Department is developing new concentrations for communication students


Brynn Lundy/The Lion's Roar

Communication majors will be able to choose from a new variety of concentrations starting next year. The updated concentrations are currently still under review of the curriculum committee.

The department of communication and media studies is updating the concentrations that are available for students seeking to earn a Bachelor of Arts in Communication.

Changes will go into effect next year. There will be four distinct areas from which undergraduates can choose, including Television + Multimedia Journalism, Sports Communication, Strategic Communication, and Corporate Communication + Development. Along with the concentrations, there are new courses that will be available for students to take.

Dr. James O’Connor, head of the department of communication and media studies, explained why the department decided to offer students updated options.

“There was a lot of overlap, and students were not really sure what their concentration was,” said O’Connor. “A lot of people just didn’t have one. We found that students have a specific concentration that they’re striving for, and they also want something that they feel is geared towards a profession and an occupation.”

The university curriculum committee is in the process of approving the concentrations and will then enter them into the catalogue to be available to students.

O’Connor mentioned that Television + Multimedia Journalism is a combination of traditional print journalism and television due to the increase of digitally delivered news.

“The idea is that, in this major, you’re gonna get well-rounded training and education in production of television news as well as production of digitally delivered print news – developing strong writing, technical skills, using a camera, editing, design, sound and that type of thing,” explained O’Connor.

The Sports Communication concentration is geared towards students who want to work in the sports field, whether that is at the professional or college level.

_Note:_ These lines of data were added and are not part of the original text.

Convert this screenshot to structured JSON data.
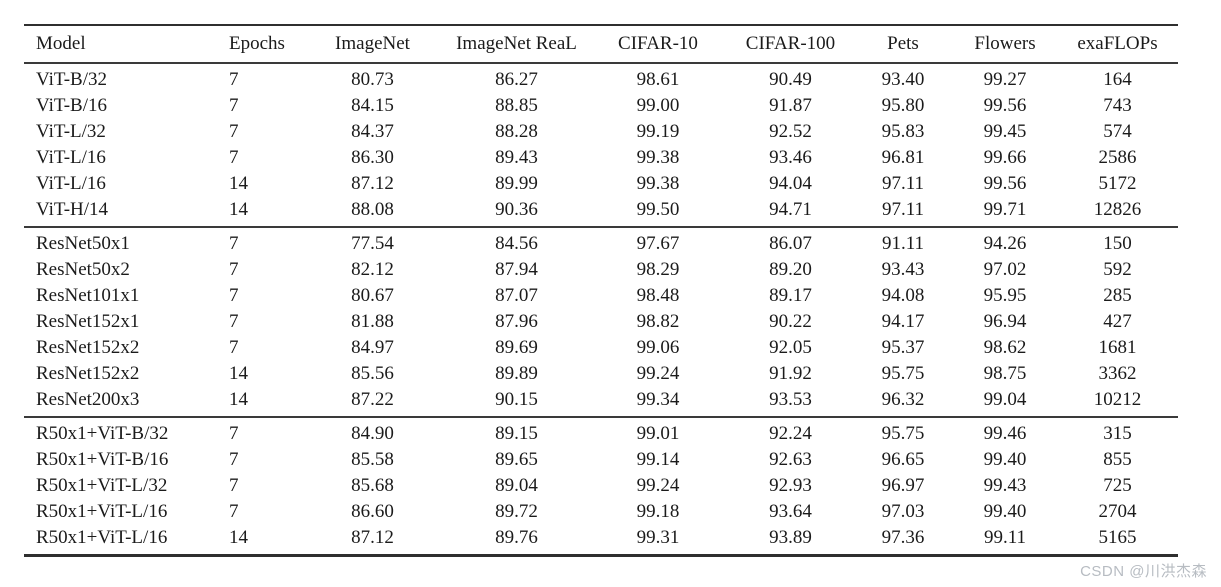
{
  "page": {
    "background_color": "#ffffff",
    "text_color": "#1b1b1b",
    "rule_color": "#2f2f2f"
  },
  "watermark": {
    "text": "CSDN @川洪杰森",
    "color": "#b7bcc2"
  },
  "table": {
    "columns": [
      {
        "key": "model",
        "label": "Model",
        "align": "left"
      },
      {
        "key": "epochs",
        "label": "Epochs",
        "align": "left"
      },
      {
        "key": "imagenet",
        "label": "ImageNet",
        "align": "center"
      },
      {
        "key": "imagenet-real",
        "label": "ImageNet ReaL",
        "align": "center"
      },
      {
        "key": "cifar-10",
        "label": "CIFAR-10",
        "align": "center"
      },
      {
        "key": "cifar-100",
        "label": "CIFAR-100",
        "align": "center"
      },
      {
        "key": "pets",
        "label": "Pets",
        "align": "center"
      },
      {
        "key": "flowers",
        "label": "Flowers",
        "align": "center"
      },
      {
        "key": "exaflops",
        "label": "exaFLOPs",
        "align": "center"
      }
    ],
    "sections": [
      {
        "name": "vit",
        "rows": [
          [
            "ViT-B/32",
            "7",
            "80.73",
            "86.27",
            "98.61",
            "90.49",
            "93.40",
            "99.27",
            "164"
          ],
          [
            "ViT-B/16",
            "7",
            "84.15",
            "88.85",
            "99.00",
            "91.87",
            "95.80",
            "99.56",
            "743"
          ],
          [
            "ViT-L/32",
            "7",
            "84.37",
            "88.28",
            "99.19",
            "92.52",
            "95.83",
            "99.45",
            "574"
          ],
          [
            "ViT-L/16",
            "7",
            "86.30",
            "89.43",
            "99.38",
            "93.46",
            "96.81",
            "99.66",
            "2586"
          ],
          [
            "ViT-L/16",
            "14",
            "87.12",
            "89.99",
            "99.38",
            "94.04",
            "97.11",
            "99.56",
            "5172"
          ],
          [
            "ViT-H/14",
            "14",
            "88.08",
            "90.36",
            "99.50",
            "94.71",
            "97.11",
            "99.71",
            "12826"
          ]
        ]
      },
      {
        "name": "resnet",
        "rows": [
          [
            "ResNet50x1",
            "7",
            "77.54",
            "84.56",
            "97.67",
            "86.07",
            "91.11",
            "94.26",
            "150"
          ],
          [
            "ResNet50x2",
            "7",
            "82.12",
            "87.94",
            "98.29",
            "89.20",
            "93.43",
            "97.02",
            "592"
          ],
          [
            "ResNet101x1",
            "7",
            "80.67",
            "87.07",
            "98.48",
            "89.17",
            "94.08",
            "95.95",
            "285"
          ],
          [
            "ResNet152x1",
            "7",
            "81.88",
            "87.96",
            "98.82",
            "90.22",
            "94.17",
            "96.94",
            "427"
          ],
          [
            "ResNet152x2",
            "7",
            "84.97",
            "89.69",
            "99.06",
            "92.05",
            "95.37",
            "98.62",
            "1681"
          ],
          [
            "ResNet152x2",
            "14",
            "85.56",
            "89.89",
            "99.24",
            "91.92",
            "95.75",
            "98.75",
            "3362"
          ],
          [
            "ResNet200x3",
            "14",
            "87.22",
            "90.15",
            "99.34",
            "93.53",
            "96.32",
            "99.04",
            "10212"
          ]
        ]
      },
      {
        "name": "hybrid",
        "rows": [
          [
            "R50x1+ViT-B/32",
            "7",
            "84.90",
            "89.15",
            "99.01",
            "92.24",
            "95.75",
            "99.46",
            "315"
          ],
          [
            "R50x1+ViT-B/16",
            "7",
            "85.58",
            "89.65",
            "99.14",
            "92.63",
            "96.65",
            "99.40",
            "855"
          ],
          [
            "R50x1+ViT-L/32",
            "7",
            "85.68",
            "89.04",
            "99.24",
            "92.93",
            "96.97",
            "99.43",
            "725"
          ],
          [
            "R50x1+ViT-L/16",
            "7",
            "86.60",
            "89.72",
            "99.18",
            "93.64",
            "97.03",
            "99.40",
            "2704"
          ],
          [
            "R50x1+ViT-L/16",
            "14",
            "87.12",
            "89.76",
            "99.31",
            "93.89",
            "97.36",
            "99.11",
            "5165"
          ]
        ]
      }
    ]
  }
}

“One of the beauties of this is, we have a Division I athletic program here, and they want coverage of their teams, and we have students who want to do this type of coverage, whether it’s television or newspaper-type coverage,” said O’Connor. “We’re partnering up with the athletic department so that we have a pipeline for students to be working on different productions for them.”

The professor explained that Strategic Communication is more on the business side of the communication field.

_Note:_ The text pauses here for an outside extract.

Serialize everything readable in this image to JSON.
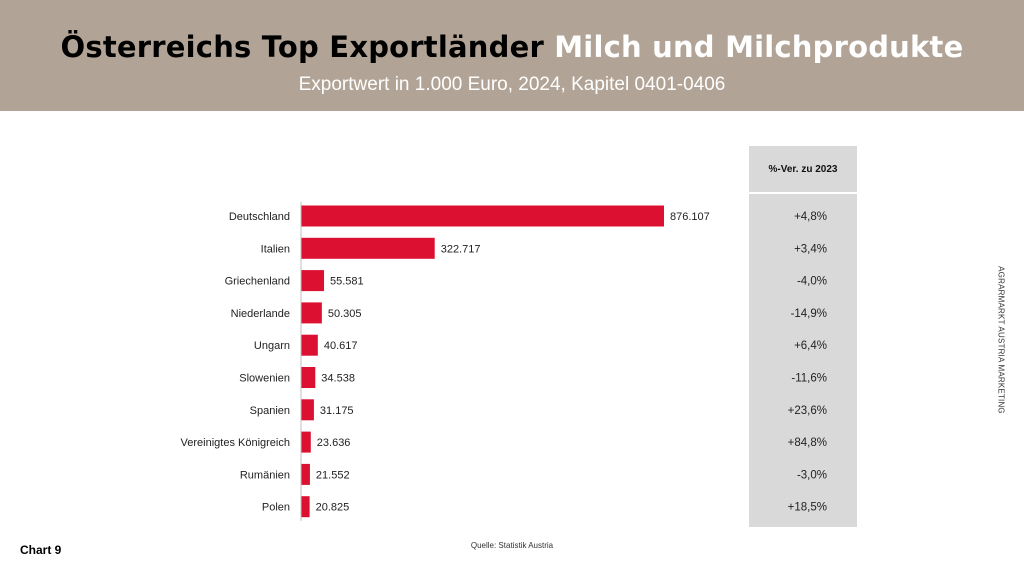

“This major is going to be training and educating people who will be working either at media companies, or they could be working at a variety of different business, either nonprofit or profit business, where they’re trying to enhance the mediated image of that business,” explained O’Connor.

Finally, O’Connor described the Corporate Communication + Development concentration.

“This would be people that go to work at corporations, and they’re working and they’re training in development areas,” stated O’Connor. “This will be perhaps one of our smaller concentrations, but it’s kind of an outgrowth of what we’ve had existing up to now – a lot of composition and rhetoric type courses.”

O’Connor has been an instructor of communication for 15 years and was previously a print journalist.

He shared his sentiments on the changing industry and the future of the field of communication and media studies.

“Emerging media is now here today,” claimed O’Connor. “I think that there’s a lot of opportunities for people that have a creative bent, who are interested in news and what’s going on, people who like to tell stories – this is a great major for people like that.”